The Apache Beam community is thrilled to announce its application to the first edition of Season of Docs 2019!
Season of Docs is a unique program that pairs technical writers with open source mentors to contribute to open source. This creates an opportunity to introduce the technical writer to an open source community and provide guidance while the writer works on a real world open source project. We, in the Apache Beam community, would love to take this chance and invite technical writers to collaborate with us, and help us improve our documentation in many ways.
Apache Beam does have help from excellent technical writers, but the documentation needs of the project often exceed their bandwidth. This is why we are excited about this program.
After discussing ideas in the community, we have been able to find mentors, and frame two ideas that we think would be a great fit for an incoming tech writer to tackle. We hope you will find this opportunity interesting - and if you do, please get in touch by emailing the Apache Beam mailing list at email@example.com (you will need to subscribe first by emailing to firstname.lastname@example.org).

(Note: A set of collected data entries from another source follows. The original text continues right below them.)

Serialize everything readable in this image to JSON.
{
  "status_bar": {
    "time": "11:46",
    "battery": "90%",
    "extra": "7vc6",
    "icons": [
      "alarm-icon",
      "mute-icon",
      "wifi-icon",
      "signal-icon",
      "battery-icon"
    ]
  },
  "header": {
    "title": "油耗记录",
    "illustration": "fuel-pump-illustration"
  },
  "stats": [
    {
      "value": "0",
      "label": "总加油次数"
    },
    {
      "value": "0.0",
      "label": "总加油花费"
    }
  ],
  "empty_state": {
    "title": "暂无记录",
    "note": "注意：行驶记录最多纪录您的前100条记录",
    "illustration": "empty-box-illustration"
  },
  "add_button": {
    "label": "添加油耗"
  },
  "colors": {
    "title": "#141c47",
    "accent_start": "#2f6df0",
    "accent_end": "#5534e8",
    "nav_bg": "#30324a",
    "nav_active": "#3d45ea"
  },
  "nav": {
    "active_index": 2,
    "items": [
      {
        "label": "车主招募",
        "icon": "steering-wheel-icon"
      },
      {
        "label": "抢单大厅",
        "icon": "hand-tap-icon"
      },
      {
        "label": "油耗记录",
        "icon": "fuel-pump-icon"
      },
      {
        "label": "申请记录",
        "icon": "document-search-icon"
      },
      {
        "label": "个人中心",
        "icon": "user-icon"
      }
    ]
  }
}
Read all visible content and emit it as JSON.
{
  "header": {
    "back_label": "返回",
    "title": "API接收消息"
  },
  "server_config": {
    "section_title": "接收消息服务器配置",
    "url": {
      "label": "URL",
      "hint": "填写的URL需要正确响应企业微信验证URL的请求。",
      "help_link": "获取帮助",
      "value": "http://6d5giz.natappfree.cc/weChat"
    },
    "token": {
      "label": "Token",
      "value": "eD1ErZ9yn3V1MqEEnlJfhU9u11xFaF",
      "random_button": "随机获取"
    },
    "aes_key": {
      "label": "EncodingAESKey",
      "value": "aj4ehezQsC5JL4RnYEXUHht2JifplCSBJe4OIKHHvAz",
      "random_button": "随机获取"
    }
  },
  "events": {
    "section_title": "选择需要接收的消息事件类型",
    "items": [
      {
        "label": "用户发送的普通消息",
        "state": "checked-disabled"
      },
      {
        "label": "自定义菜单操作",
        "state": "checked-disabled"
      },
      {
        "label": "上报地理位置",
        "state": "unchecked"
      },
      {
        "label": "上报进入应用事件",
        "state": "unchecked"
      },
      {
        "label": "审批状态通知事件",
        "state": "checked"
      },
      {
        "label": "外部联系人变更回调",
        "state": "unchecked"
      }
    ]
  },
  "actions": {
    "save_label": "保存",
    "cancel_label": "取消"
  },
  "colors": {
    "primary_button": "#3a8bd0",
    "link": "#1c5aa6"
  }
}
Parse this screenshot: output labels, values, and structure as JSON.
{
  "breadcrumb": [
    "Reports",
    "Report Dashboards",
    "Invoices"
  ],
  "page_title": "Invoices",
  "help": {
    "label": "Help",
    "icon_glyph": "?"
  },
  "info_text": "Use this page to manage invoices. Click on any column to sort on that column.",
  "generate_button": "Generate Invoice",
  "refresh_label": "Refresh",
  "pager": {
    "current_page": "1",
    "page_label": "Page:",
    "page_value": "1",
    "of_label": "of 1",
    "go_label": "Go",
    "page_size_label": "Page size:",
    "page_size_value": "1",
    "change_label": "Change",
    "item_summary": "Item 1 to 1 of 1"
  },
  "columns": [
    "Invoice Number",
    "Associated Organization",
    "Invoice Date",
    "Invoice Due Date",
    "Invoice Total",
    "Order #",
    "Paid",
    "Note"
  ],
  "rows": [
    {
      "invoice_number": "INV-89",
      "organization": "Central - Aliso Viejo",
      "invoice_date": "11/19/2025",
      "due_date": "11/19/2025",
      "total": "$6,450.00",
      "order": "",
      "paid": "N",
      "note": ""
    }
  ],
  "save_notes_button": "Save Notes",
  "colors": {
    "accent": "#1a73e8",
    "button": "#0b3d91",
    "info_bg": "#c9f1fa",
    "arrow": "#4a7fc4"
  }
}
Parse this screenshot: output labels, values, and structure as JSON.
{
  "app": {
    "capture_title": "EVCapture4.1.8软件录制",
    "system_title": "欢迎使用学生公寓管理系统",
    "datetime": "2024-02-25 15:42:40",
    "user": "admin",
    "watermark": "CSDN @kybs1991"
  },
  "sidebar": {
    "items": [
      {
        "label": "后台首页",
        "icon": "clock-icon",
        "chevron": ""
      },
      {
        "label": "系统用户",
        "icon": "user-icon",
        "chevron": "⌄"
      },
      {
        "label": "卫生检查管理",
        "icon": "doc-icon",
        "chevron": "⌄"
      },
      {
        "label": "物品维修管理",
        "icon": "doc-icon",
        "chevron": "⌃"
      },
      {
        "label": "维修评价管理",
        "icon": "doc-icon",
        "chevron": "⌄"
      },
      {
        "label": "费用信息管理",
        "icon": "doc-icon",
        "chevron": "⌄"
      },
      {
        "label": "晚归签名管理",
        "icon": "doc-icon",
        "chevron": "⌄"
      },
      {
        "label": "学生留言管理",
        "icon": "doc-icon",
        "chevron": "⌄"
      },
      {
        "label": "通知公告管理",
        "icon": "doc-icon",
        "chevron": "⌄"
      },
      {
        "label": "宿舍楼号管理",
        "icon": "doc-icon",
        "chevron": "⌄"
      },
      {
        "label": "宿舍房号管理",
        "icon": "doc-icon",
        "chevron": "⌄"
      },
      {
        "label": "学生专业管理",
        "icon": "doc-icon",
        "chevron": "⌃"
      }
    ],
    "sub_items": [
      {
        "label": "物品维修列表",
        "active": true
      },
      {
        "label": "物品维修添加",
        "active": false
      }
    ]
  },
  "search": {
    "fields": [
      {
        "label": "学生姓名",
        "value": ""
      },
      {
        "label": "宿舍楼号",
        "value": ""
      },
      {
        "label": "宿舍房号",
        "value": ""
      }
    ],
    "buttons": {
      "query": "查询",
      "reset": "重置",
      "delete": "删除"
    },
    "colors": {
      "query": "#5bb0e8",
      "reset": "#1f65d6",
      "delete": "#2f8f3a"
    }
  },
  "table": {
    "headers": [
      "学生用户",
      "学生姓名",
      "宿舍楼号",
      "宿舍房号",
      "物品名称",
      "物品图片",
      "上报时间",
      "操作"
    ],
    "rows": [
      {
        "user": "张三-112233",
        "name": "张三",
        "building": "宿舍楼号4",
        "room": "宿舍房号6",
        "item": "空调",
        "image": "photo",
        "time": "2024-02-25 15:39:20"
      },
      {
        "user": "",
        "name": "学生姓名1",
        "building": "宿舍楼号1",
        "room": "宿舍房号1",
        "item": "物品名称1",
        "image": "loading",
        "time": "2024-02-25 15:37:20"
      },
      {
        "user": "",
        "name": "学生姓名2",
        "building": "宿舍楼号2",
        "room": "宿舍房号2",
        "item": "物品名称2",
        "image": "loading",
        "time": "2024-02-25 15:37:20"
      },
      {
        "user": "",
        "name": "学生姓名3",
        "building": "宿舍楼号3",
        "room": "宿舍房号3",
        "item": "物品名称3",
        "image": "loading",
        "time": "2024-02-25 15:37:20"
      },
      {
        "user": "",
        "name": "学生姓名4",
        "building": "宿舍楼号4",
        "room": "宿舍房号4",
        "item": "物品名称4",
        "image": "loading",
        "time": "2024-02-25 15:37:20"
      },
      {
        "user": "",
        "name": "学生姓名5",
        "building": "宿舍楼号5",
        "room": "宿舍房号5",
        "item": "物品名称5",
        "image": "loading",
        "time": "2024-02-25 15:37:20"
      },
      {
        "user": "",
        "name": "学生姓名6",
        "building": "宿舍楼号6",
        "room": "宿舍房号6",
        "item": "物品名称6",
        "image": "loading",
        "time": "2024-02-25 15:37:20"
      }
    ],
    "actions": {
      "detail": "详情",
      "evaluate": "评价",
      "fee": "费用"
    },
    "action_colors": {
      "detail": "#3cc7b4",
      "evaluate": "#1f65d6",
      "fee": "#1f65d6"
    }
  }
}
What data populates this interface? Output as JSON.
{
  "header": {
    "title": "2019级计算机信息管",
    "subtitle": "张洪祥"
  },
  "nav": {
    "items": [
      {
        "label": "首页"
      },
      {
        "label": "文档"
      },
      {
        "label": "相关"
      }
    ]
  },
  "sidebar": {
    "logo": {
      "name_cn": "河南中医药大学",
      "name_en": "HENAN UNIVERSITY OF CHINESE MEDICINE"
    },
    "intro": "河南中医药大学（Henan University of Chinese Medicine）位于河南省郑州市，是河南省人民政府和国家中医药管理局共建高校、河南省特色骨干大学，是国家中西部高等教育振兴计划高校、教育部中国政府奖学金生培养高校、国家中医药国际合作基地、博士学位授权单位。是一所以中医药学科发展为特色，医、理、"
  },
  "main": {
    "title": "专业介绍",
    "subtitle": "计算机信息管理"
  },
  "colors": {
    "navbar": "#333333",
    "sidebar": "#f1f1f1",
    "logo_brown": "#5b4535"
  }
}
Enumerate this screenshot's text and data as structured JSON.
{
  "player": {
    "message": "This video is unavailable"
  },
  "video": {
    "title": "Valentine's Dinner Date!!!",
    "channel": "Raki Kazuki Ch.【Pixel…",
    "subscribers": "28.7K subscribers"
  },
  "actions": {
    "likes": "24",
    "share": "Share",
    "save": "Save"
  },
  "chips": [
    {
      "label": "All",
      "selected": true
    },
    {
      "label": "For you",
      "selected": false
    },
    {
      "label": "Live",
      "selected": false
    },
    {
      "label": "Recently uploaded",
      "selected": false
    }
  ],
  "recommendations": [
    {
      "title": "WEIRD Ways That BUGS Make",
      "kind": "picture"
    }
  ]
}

The project ideas available in Apache Beam are described below. Please take a look and ask any questions that you may have. We will be very happy to help you get onboarded with the project.
Deployment of Flink and Spark Clusters for use with Portable Beam
The Apache Beam vision has been to provide a framework for users to write and execute pipelines on the programming language of your choice, and the runner of your choice. As the reality of Beam has evolved towards this vision, the way in which Beam is run on top of runners such as Apache Spark and Apache Flink has changed.
These changes are documented in the wiki and in design documents, and are accessible for Beam contributors; but they are not available in the user-facing documentation. This has been a barrier of adoption for other users of Beam.
This project involves improving the Flink Runner page to include strategies to deploy Beam on a few different environments: A Kubernetes cluster, a Google Cloud Dataproc cluster, and an AWS EMR cluster. There are other places in the documentation that should be updated in this regard, such as the Python streaming section, and the set of supported features.
The runner comparison page / capability matrix update
Beam maintains a capability matrix to track which Beam features are supported by which set of language SDKs + Runners. This project involves a number of corrections and improvements to the capability matrix; followed by a few larger set of changes, involving:
- Plain english summaries for each runner’s support of the Beam model.
- A paragraph-length description of the production-readiness for each runner.
- Comparisons for non-model differences between runners.
- Comparison for support of the portability framework for each runner.
Thank you, and we are looking forward to hearing from you!